We investigated episodic performance during interviews conducted in an AtoA context, compared to a traditional face-to-face interview. We hypothesized that interviewing participants in a VE where the interviewer and interviewee are represented by avatars may improve episodic recall compared to a face-to-face interview for two reasons. First, the demand characteristics associated with the physical presence of the interviewer, inherent in face-to-face interviews (Fisher, 2010), may be attenuated, which may reduce errors emanating from real or perceived pressure to perform. Second, witnesses interviewed in VEs do not have to attend to the situational dynamics of the interview context, and so are not ‘dual tasking’ (Perfect et al., 2008, 2012), hence, more cognitive resources may be available to facilitate episodic retrieval.

Materials and Methods

Participants

Thirty-eight adults from the general population took part in the research (Mage = 24.92 years, SD = 4.76, ranging from 18 to 38 years), 26 females and 12 males, of which 20 participants (14 female; 6 male) were randomly assigned to a face-to-face (FtoF) condition, and 18 (12 female; 6 male) were allocated to an AtoA condition. Participants were recruited using social media (Facebook; Twitter) or by word of mouth. This research was approved by the University of Westminster Psychology Ethics Committee, and run in accordance with the British Psychological Society code of ethical conduct.

Materials and Equipment

A pre-recorded video of a mock crime event lasting approximately 1 min 45 s was presented via a laptop computer. The film depicted the theft of a car left unattended by the driver with the window open. The perpetrator accessed the car by leaning through the open window. He started the car, and drove it across town, searching through the contents of the car including the owner’s wallet as he drove. He then parked the car in a residential area.

Post-video interviews were structured according to the UK investigative interview model (PEACE) and Achieving Best Evidence advice (Ministry of Justice (MOJ), 2011).

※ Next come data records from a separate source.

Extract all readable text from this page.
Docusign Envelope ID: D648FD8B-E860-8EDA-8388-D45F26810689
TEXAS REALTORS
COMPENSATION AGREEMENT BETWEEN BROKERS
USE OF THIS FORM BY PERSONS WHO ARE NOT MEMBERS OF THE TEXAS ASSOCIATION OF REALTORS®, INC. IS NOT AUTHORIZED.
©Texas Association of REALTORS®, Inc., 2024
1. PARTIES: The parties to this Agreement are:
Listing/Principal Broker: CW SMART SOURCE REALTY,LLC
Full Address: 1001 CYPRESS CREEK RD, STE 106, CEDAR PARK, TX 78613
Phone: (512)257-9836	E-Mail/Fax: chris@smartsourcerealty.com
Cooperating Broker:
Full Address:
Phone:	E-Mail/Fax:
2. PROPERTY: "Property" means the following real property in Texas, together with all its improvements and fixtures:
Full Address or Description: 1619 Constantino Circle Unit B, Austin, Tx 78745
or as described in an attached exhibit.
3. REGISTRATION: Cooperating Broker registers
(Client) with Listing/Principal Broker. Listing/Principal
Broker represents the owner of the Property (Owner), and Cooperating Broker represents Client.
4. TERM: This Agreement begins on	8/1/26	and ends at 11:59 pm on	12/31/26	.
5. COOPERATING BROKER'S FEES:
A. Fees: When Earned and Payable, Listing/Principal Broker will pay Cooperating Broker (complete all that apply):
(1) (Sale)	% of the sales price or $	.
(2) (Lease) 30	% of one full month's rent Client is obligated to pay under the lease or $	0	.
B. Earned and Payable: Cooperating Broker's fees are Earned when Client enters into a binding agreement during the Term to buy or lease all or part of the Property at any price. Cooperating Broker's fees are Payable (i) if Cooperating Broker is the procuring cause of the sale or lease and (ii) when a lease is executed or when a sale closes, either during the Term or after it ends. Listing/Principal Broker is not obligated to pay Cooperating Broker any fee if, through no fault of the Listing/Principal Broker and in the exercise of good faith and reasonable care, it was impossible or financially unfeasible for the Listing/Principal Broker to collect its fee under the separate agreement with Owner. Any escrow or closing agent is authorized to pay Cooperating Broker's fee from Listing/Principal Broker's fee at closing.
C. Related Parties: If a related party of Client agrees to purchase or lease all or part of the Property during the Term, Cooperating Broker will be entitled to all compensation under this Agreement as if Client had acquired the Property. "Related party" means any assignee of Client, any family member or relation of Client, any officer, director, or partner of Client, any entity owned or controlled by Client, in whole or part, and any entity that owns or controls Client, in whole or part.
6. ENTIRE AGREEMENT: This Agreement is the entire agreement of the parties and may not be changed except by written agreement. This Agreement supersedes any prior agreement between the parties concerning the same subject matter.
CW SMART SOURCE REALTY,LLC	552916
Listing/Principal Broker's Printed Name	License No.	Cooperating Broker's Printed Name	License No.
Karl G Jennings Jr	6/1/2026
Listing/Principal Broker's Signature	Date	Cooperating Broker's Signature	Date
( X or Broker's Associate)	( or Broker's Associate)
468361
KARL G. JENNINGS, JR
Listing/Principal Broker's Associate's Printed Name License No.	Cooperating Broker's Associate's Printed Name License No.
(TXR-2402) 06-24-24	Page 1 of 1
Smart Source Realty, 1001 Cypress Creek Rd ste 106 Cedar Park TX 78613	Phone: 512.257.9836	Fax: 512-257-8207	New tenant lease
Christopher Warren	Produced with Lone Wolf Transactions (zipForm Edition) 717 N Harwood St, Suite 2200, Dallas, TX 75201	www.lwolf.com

Irrespective of retrieval condition, all interviews followed a fixed sequence of phases: (i) greet, (ii) explain, (iii) free recall, (iv) probed recall, and (v) closure [full interview protocols are available from the first author – also see Ministry of Justice (MOJ) (2011) for information on greet, explain and closure phases of the interviews]. The explain phase included four ground rules used in a UK police Tier 1 basic witness interview, which includes the following ground rules: Never Guess; Report everything; Say if you do not remember; and tell me if you do not understand the question. The theoretical and empirical rapport building literature is sparse, and provides limited guidance on what actually constitutes rapport (e.g., Vallano and Schreiber Compo, 2015), hence rapport building in forensic contexts is not well understood, and is variously and loosely described (Vallano and Compo, 2011; Walsh and Bull, 2012; Abbe and Brandon, 2013, 2014). Accordingly, the protocols developed for this research did not include a rapport building phase, as such. Rather, the interviewer interacted and conversed with each participant during both the greet and explain phases prior to moving to the more formal retrieval phases. During the greet phase participants were asked by the interviewer whether they had taken part in research before, which typically initiated a short conversation prior to moving to the explain phase.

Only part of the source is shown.